Honestly 10 to 1 is a low estimate. It’s an absurd number like 100 or even 200 to 1 from what it once was with the right equipment.
I think it varies by industry/job position. It was a number out of thin air though, I’ll admit.
We know we cannot trust the free market and business in general to be ethical about this.
Disagree to that.
I say, you can trust the markets and businesses to always act as unethical as possible. And with ‘possible’ I mean a lot worse than legally possible.
I don’t really see organisations as unethical. They usually don’t act ethically, but that’s not because as a whole they’re unethical.

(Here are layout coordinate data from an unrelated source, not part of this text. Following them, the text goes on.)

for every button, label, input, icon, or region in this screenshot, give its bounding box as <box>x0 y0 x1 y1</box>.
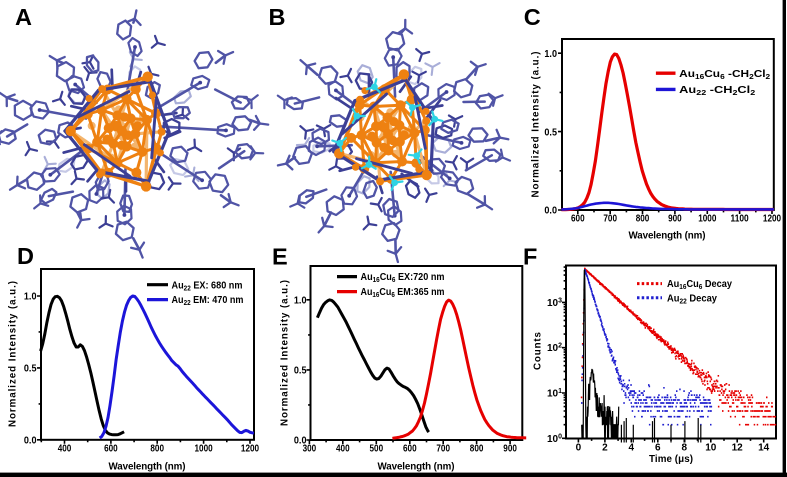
svg-text:0.5: 0.5 <box>294 366 307 377</box>
svg-text:Au16Cu6 EM:365 nm: Au16Cu6 EM:365 nm <box>361 287 445 299</box>
svg-text:Wavelength (nm): Wavelength (nm) <box>109 462 186 473</box>
svg-text:300: 300 <box>303 444 317 455</box>
svg-text:103: 103 <box>547 297 562 309</box>
svg-text:1000: 1000 <box>195 443 214 454</box>
svg-text:700: 700 <box>603 214 617 225</box>
svg-text:1000: 1000 <box>698 214 717 225</box>
svg-text:E: E <box>272 243 288 269</box>
svg-text:700: 700 <box>436 444 450 455</box>
svg-text:Au22 Decay: Au22 Decay <box>667 293 717 305</box>
svg-text:1.0: 1.0 <box>544 49 557 60</box>
svg-text:Normalized Intensity (a.u.): Normalized Intensity (a.u.) <box>8 281 19 427</box>
svg-text:1200: 1200 <box>241 443 260 454</box>
svg-text:0.0: 0.0 <box>294 436 307 447</box>
svg-text:900: 900 <box>503 444 517 455</box>
svg-text:0.5: 0.5 <box>24 364 37 375</box>
svg-text:800: 800 <box>150 443 164 454</box>
svg-text:100: 100 <box>547 433 562 445</box>
svg-text:Au16Cu6 EX:720 nm: Au16Cu6 EX:720 nm <box>361 272 445 284</box>
svg-text:Wavelength (nm): Wavelength (nm) <box>378 462 455 473</box>
svg-text:Counts: Counts <box>533 331 544 370</box>
svg-text:800: 800 <box>470 444 484 455</box>
svg-text:101: 101 <box>547 388 562 400</box>
svg-text:6: 6 <box>655 442 661 453</box>
svg-text:600: 600 <box>403 444 417 455</box>
svg-text:800: 800 <box>636 214 650 225</box>
svg-text:0.5: 0.5 <box>544 127 557 138</box>
svg-text:4: 4 <box>629 442 635 453</box>
svg-text:12: 12 <box>732 442 744 453</box>
svg-text:600: 600 <box>571 214 585 225</box>
svg-text:Au22 EX: 680 nm: Au22 EX: 680 nm <box>172 280 243 292</box>
svg-text:Time (μs): Time (μs) <box>649 454 693 465</box>
svg-text:10: 10 <box>705 442 717 453</box>
svg-text:C: C <box>524 4 541 30</box>
svg-text:102: 102 <box>547 343 562 355</box>
svg-text:1200: 1200 <box>763 214 782 225</box>
svg-text:0: 0 <box>576 442 582 453</box>
svg-text:F: F <box>523 243 537 269</box>
svg-text:0.0: 0.0 <box>544 206 557 217</box>
svg-text:400: 400 <box>336 444 350 455</box>
svg-text:Wavelength (nm): Wavelength (nm) <box>629 230 706 241</box>
svg-text:1100: 1100 <box>731 214 750 225</box>
svg-text:8: 8 <box>682 442 688 453</box>
svg-text:D: D <box>17 243 34 269</box>
svg-text:Normalized Intensity (a.u.): Normalized Intensity (a.u.) <box>531 52 542 198</box>
svg-text:500: 500 <box>370 444 384 455</box>
svg-text:0.0: 0.0 <box>24 436 37 447</box>
svg-text:2: 2 <box>602 442 608 453</box>
svg-text:1.0: 1.0 <box>24 292 37 303</box>
svg-text:400: 400 <box>58 443 72 454</box>
svg-text:600: 600 <box>104 443 118 454</box>
svg-text:14: 14 <box>758 442 770 453</box>
svg-text:Au22 EM: 470 nm: Au22 EM: 470 nm <box>172 295 244 307</box>
svg-text:900: 900 <box>668 214 682 225</box>
svg-text:Au16Cu6 Decay: Au16Cu6 Decay <box>667 279 732 291</box>
svg-text:Normalized Intensity (a.u.): Normalized Intensity (a.u.) <box>280 280 291 426</box>
svg-text:B: B <box>269 4 286 30</box>
svg-text:1.0: 1.0 <box>294 296 307 307</box>
svg-text:A: A <box>15 4 32 30</box>
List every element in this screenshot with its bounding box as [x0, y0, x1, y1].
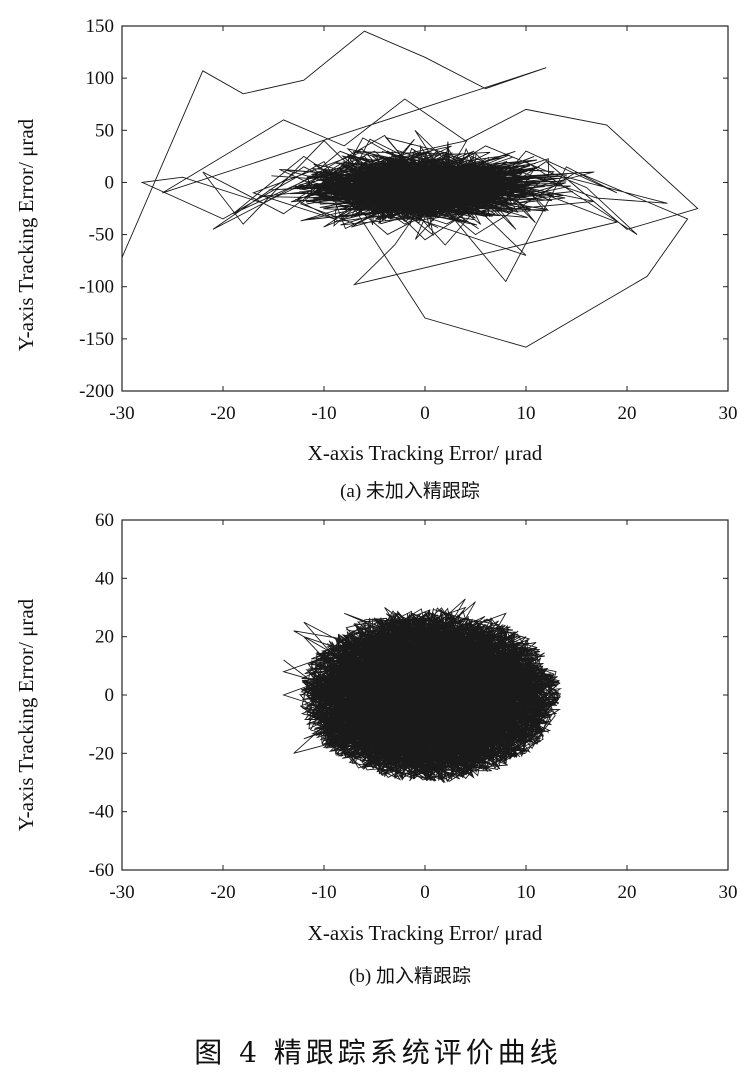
y-tick-label-a: -200	[79, 381, 114, 402]
error-trace-dense-b	[299, 607, 563, 784]
y-tick-label-a: 50	[95, 120, 114, 141]
x-tick-label-a: -20	[210, 403, 235, 424]
y-axis-label-a: Y-axis Tracking Error/ μrad	[14, 118, 38, 351]
x-tick-label-b: 20	[618, 882, 637, 903]
y-tick-label-b: -40	[89, 802, 114, 823]
y-tick-label-a: 0	[105, 172, 115, 193]
x-tick-label-b: -20	[210, 882, 235, 903]
chart-b: -30 -20 -10 0 10 20 30 60 40 20 0 -20 -40 -60 X-axis …	[14, 510, 738, 987]
x-tick-label-a: 30	[719, 403, 738, 424]
y-tick-label-b: 20	[95, 627, 114, 648]
y-tick-label-a: 150	[86, 16, 115, 37]
y-tick-label-a: -50	[89, 225, 114, 246]
y-tick-label-a: 100	[86, 68, 115, 89]
y-tick-label-b: -60	[89, 860, 114, 881]
x-axis-label-a: X-axis Tracking Error/ μrad	[308, 441, 543, 465]
chart-a: -30 -20 -10 0 10 20 30150100500-50-100-150-200…	[14, 16, 738, 502]
y-tick-label-b: 0	[105, 685, 115, 706]
y-tick-label-b: 40	[95, 568, 114, 589]
subtitle-a: (a) 未加入精跟踪	[340, 480, 480, 502]
x-axis-label-b: X-axis Tracking Error/ μrad	[308, 921, 543, 945]
y-tick-label-b: -20	[89, 743, 114, 764]
y-tick-label-a: -100	[79, 277, 114, 298]
x-tick-label-b: -30	[109, 882, 134, 903]
error-trace-b	[282, 598, 548, 783]
x-tick-label-a: 10	[517, 403, 536, 424]
figure-caption: 图 4 精跟踪系统评价曲线	[194, 1036, 562, 1069]
x-tick-label-a: -10	[311, 403, 336, 424]
x-tick-label-a: 20	[618, 403, 637, 424]
ticks-group-b: -30 -20 -10 0 10 20 30 60 40 20 0 -20 -40 -60	[89, 510, 738, 903]
x-tick-label-b: 30	[719, 882, 738, 903]
subtitle-b: (b) 加入精跟踪	[349, 965, 471, 987]
trace-group-a	[121, 30, 699, 348]
y-tick-label-b: 60	[95, 510, 114, 531]
x-tick-label-b: 10	[517, 882, 536, 903]
trace-group-b	[282, 598, 563, 784]
y-tick-label-a: -150	[79, 329, 114, 350]
x-tick-label-b: 0	[420, 882, 430, 903]
x-tick-label-a: -30	[109, 403, 134, 424]
x-tick-label-a: 0	[420, 403, 430, 424]
error-trace-a	[121, 30, 699, 348]
y-axis-label-b: Y-axis Tracking Error/ μrad	[14, 598, 38, 831]
x-tick-label-b: -10	[311, 882, 336, 903]
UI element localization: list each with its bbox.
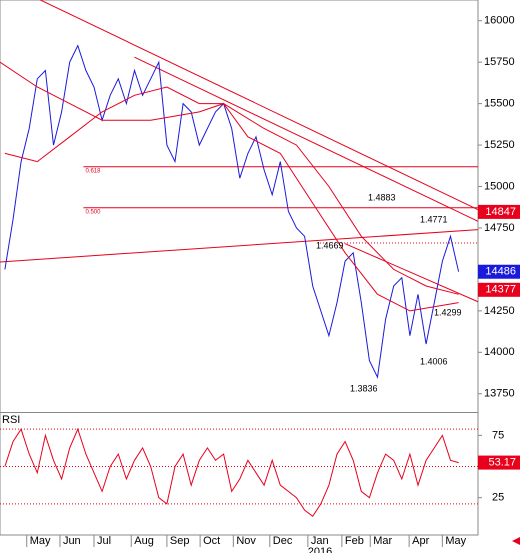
series-line: [0, 61, 459, 295]
annotation: 1.4669: [316, 240, 344, 250]
y-tick-label: 25: [492, 492, 504, 504]
y-tick-label: 16000: [484, 15, 515, 27]
x-tick-label: Oct: [203, 535, 220, 547]
trendline: [0, 229, 479, 263]
plot-frame: [0, 0, 479, 536]
x-tick-label: Aug: [134, 535, 154, 547]
price-marker: [478, 282, 520, 297]
y-tick-label: 15000: [484, 180, 515, 192]
x-tick-label: May: [445, 535, 466, 547]
x-tick-label: Apr: [412, 535, 429, 547]
x-tick-label: Dec: [273, 535, 293, 547]
price-marker-label: 14847: [485, 206, 516, 218]
trendline: [134, 56, 479, 222]
last-rsi-label: 53.17: [488, 456, 516, 468]
x-tick-label: Mar: [373, 535, 392, 547]
y-tick-label: 15750: [484, 56, 515, 68]
x-tick-label: Nov: [236, 535, 256, 547]
annotation: 1.4299: [434, 307, 462, 317]
last-price-label: 14486: [485, 266, 516, 278]
annotation: 1.4771: [420, 214, 448, 224]
x-tick-label: Jun: [63, 535, 81, 547]
x-tick-label: May: [30, 535, 51, 547]
y-tick-label: 75: [492, 429, 504, 441]
annotation: 1.4883: [368, 192, 396, 202]
annotation: 1.3836: [350, 383, 378, 393]
rsi-title: RSI: [2, 414, 20, 426]
last-price: [478, 264, 520, 279]
x-tick-label: Feb: [345, 535, 364, 547]
price-marker-label: 14377: [485, 284, 516, 296]
x-tick-label: Jan: [311, 535, 329, 547]
y-tick-label: 14250: [484, 305, 515, 317]
y-tick-label: 15500: [484, 98, 515, 110]
x-tick-label: Jul: [97, 535, 111, 547]
trendline: [39, 0, 479, 211]
last-rsi: [478, 455, 520, 470]
series-line: [4, 427, 459, 518]
level-label: 0.618: [85, 168, 101, 174]
arrow-icon: [512, 537, 520, 545]
level-label: 0.500: [85, 209, 101, 215]
y-tick-label: 14750: [484, 222, 515, 234]
x-tick-label: Sep: [170, 535, 190, 547]
y-tick-label: 14000: [484, 346, 515, 358]
annotation: 1.4006: [420, 356, 448, 366]
series-line: [4, 44, 460, 379]
y-tick-label: 15250: [484, 139, 515, 151]
price-marker: [478, 204, 520, 219]
y-tick-label: 13750: [484, 388, 515, 400]
trendline: [344, 243, 479, 303]
year-label: 2016: [308, 546, 332, 553]
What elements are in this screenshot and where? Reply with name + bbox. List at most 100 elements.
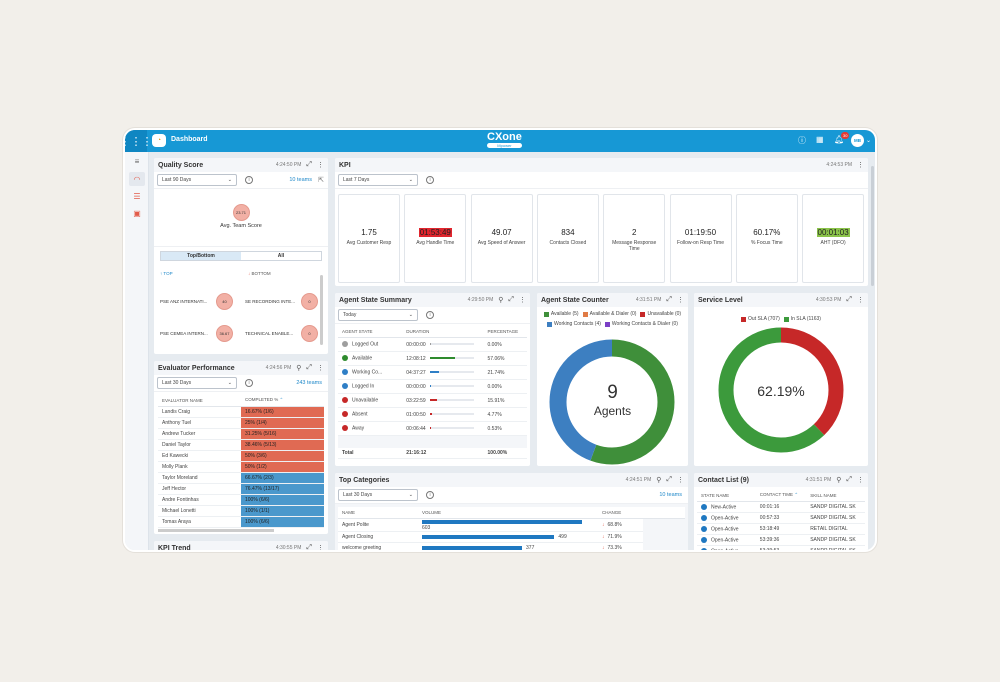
bell-icon[interactable]: 🔔︎ (834, 135, 845, 144)
apps-icon[interactable]: ▦ (816, 135, 824, 144)
kpi-card[interactable]: 01:19:50 Follow-on Resp Time (669, 194, 732, 283)
legend-item[interactable]: Out SLA (707) (741, 316, 780, 322)
table-row[interactable]: Agent Closing 499 ↓ 71.9% (338, 531, 685, 543)
kpi-card[interactable]: 834 Contacts Closed (536, 194, 599, 283)
external-link-icon[interactable]: ⇱ (318, 177, 324, 184)
table-row[interactable]: Absent 01:00:50 4.77% (338, 407, 527, 422)
column-header[interactable]: DURATION (402, 326, 484, 338)
column-header[interactable]: SKILL NAME (806, 489, 865, 502)
more-icon[interactable]: ⋮ (317, 162, 324, 169)
more-icon[interactable]: ⋮ (317, 545, 324, 552)
legend-item[interactable]: Available (5) (543, 310, 579, 319)
more-icon[interactable]: ⋮ (857, 477, 864, 484)
expand-icon[interactable]: ⤢ (666, 476, 672, 483)
teams-link[interactable]: 10 teams (659, 492, 682, 498)
donut-slice[interactable] (549, 339, 675, 465)
table-row[interactable]: welcome greeting 377 ↓ 73.3% (338, 542, 685, 550)
info-icon[interactable]: i (426, 176, 434, 184)
legend-item[interactable]: Working Contacts & Dialer (0) (604, 320, 678, 329)
expand-icon[interactable]: ⤢ (306, 161, 312, 168)
table-row[interactable]: Ed Kawecki 50% (3/6) (158, 450, 324, 462)
horizontal-scrollbar[interactable] (158, 529, 275, 532)
donut-slice[interactable] (718, 327, 844, 453)
more-icon[interactable]: ⋮ (519, 297, 526, 304)
search-icon[interactable]: ⚲ (296, 365, 302, 372)
tab-all[interactable]: All (277, 253, 285, 259)
search-icon[interactable]: ⚲ (836, 477, 842, 484)
kpi-card[interactable]: 49.07 Avg Speed of Answer (470, 194, 533, 283)
table-row[interactable]: Logged Out 00:00:00 0.00% (338, 337, 527, 352)
table-row[interactable]: New-Active 00:01:16 SANDP DIGITAL SK (697, 501, 865, 513)
table-row[interactable]: Away 00:06:44 0.53% (338, 421, 527, 436)
more-icon[interactable]: ⋮ (677, 297, 684, 304)
tab-top-bottom[interactable]: Top/Bottom (161, 252, 241, 260)
column-header[interactable]: VOLUME (418, 507, 598, 519)
table-row[interactable]: Anthony Tuel 25% (1/4) (158, 417, 324, 429)
page-scrollbar[interactable] (871, 166, 874, 286)
info-icon[interactable]: i (245, 176, 253, 184)
column-header[interactable]: NAME (338, 507, 418, 519)
scrollbar[interactable] (320, 275, 323, 345)
more-icon[interactable]: ⋮ (857, 162, 864, 169)
help-icon[interactable]: ⓘ (798, 136, 806, 145)
column-header[interactable]: AGENT STATE (338, 326, 403, 338)
date-range-select[interactable]: Last 30 Days ⌄ (338, 489, 418, 501)
table-row[interactable]: Open-Active 00:57:33 SANDP DIGITAL SK (697, 512, 865, 524)
column-header[interactable]: EVALUATOR NAME (158, 394, 241, 407)
gauge-icon[interactable]: ◠ (129, 172, 145, 186)
info-icon[interactable]: i (245, 379, 253, 387)
expand-icon[interactable]: ⤢ (666, 296, 672, 303)
legend-item[interactable]: Unavailable (0) (640, 310, 681, 319)
table-row[interactable]: Unavailable 03:22:59 15.91% (338, 393, 527, 408)
expand-icon[interactable]: ⤢ (306, 544, 312, 551)
date-range-select[interactable]: Last 7 Days ⌄ (338, 174, 418, 186)
expand-icon[interactable]: ⤢ (846, 296, 852, 303)
table-row[interactable]: Jeff Hector 76.47% (13/17) (158, 483, 324, 495)
search-icon[interactable]: ⚲ (656, 477, 662, 484)
expand-icon[interactable]: ⤢ (306, 364, 312, 371)
column-header[interactable]: PERCENTAGE (483, 326, 527, 338)
table-row[interactable]: Taylor Moreland 66.67% (2/3) (158, 472, 324, 484)
kpi-card[interactable]: 00:01:03 AHT (DFO) (802, 194, 865, 283)
kpi-card[interactable]: 60.17% % Focus Time (735, 194, 798, 283)
legend-item[interactable]: Working Contacts (4) (547, 320, 601, 329)
info-icon[interactable]: i (426, 491, 434, 499)
legend-item[interactable]: In SLA (1163) (783, 316, 821, 322)
search-icon[interactable]: ⚲ (498, 297, 504, 304)
teams-link[interactable]: 10 teams (289, 177, 312, 183)
app-launcher-icon[interactable]: ⋮⋮⋮ (125, 130, 153, 152)
calendar-icon[interactable]: ▣ (133, 208, 141, 218)
date-range-select[interactable]: Last 90 Days ⌄ (157, 174, 237, 186)
column-header[interactable]: CHANGE (598, 507, 643, 519)
column-header[interactable]: CONTACT TIME ⌃ (755, 489, 807, 502)
table-row[interactable]: Working Co... 04:37:27 21.74% (338, 365, 527, 380)
table-row[interactable]: Andre Fontinhas 100% (6/6) (158, 494, 324, 506)
column-header[interactable]: STATE NAME (697, 489, 756, 502)
table-row[interactable]: Andrew Tucker 31.25% (5/16) (158, 428, 324, 440)
table-row[interactable]: Open-Active 53:39:53 SANDP DIGITAL SK (697, 545, 865, 550)
kpi-card[interactable]: 1.75 Avg Customer Resp (338, 194, 400, 283)
expand-icon[interactable]: ⤢ (508, 296, 514, 303)
table-row[interactable]: Tomas Araya 100% (6/6) (158, 516, 324, 528)
table-row[interactable]: Open-Active 53:39:36 SANDP DIGITAL SK (697, 534, 865, 546)
chevron-down-icon[interactable]: ⌄ (866, 138, 872, 144)
table-row[interactable]: Open-Active 53:18:49 RETAIL DIGITAL (697, 523, 865, 535)
table-row[interactable]: Molly Plank 50% (1/2) (158, 461, 324, 473)
teams-link[interactable]: 243 teams (296, 380, 322, 386)
avatar[interactable]: MB (851, 134, 864, 147)
kpi-card[interactable]: 01:53:49 Avg Handle Time (404, 194, 467, 283)
table-row[interactable]: Available 12:08:12 57.06% (338, 351, 527, 366)
date-range-select[interactable]: Today ⌄ (338, 309, 418, 321)
menu-icon[interactable]: ≡ (134, 156, 140, 166)
column-header[interactable]: COMPLETED % ⌃ (241, 394, 324, 407)
date-range-select[interactable]: Last 30 Days ⌄ (157, 377, 237, 389)
more-icon[interactable]: ⋮ (317, 365, 324, 372)
legend-item[interactable]: Available & Dialer (0) (582, 310, 636, 319)
table-row[interactable]: Michael Lonetti 100% (1/1) (158, 505, 324, 517)
more-icon[interactable]: ⋮ (677, 477, 684, 484)
list-icon[interactable]: ☰ (133, 191, 141, 201)
table-row[interactable]: Agent Polite 603 ↓ 68.8% (338, 518, 685, 532)
kpi-card[interactable]: 2 Message Response Time (603, 194, 666, 283)
more-icon[interactable]: ⋮ (857, 297, 864, 304)
expand-icon[interactable]: ⤢ (846, 476, 852, 483)
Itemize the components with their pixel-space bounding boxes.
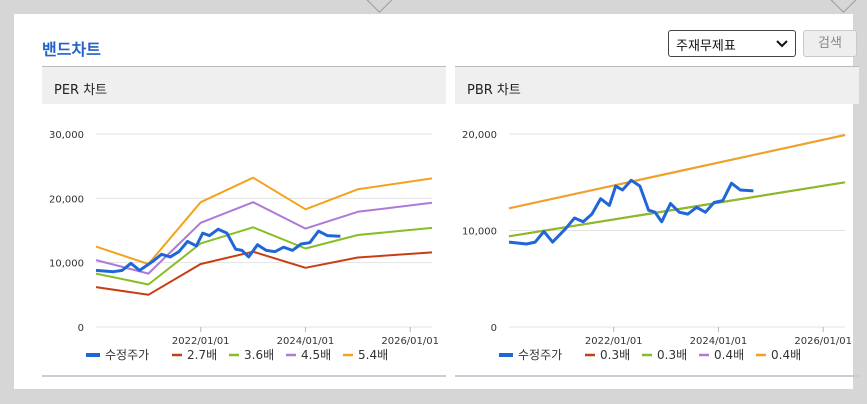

I see them more like insects. They generally react to stimuli and just do the same as the other insects/organisations, things that have been proven to work. They’re also generally driven by one basic instinct, to make more money, and they do it at any cost. The drones (employees) are entirely disposable in this endeavour and if they can entirely remove them from the equation they will do it in a heartbeat.
Even those that perhaps do have some form of ethical streak and don’t think they should dump all their employees for AI/robots? Well, good for them, but they’ll be driven out of business by those that do.
When you think of a business or other organisation in this way, a lot of the weird things they do start to make a lot of sense.
make more money, and they do it at any cost.
That doesn’t seem unethical to you??
‘At any cost’ usually means: by forgetting all kinds of laws and all kinds of ethics as well.
Fuck Bill gates
If machine’s make everything how can we have work for everyone? Even for 3days a year
I think the point is to look past the idea of having to work just for the sake of an income.
I believe the saying is that machines makes most of the manufacturing, simple and mundane services. Humans could then focus on research and development (improving machines), improving our living standard, medicine psychology and so on. And have time to do what you like.
If you listen to sam altman the agi, amachine that improves itself and can do research is 5yr away. Probs marketing talk.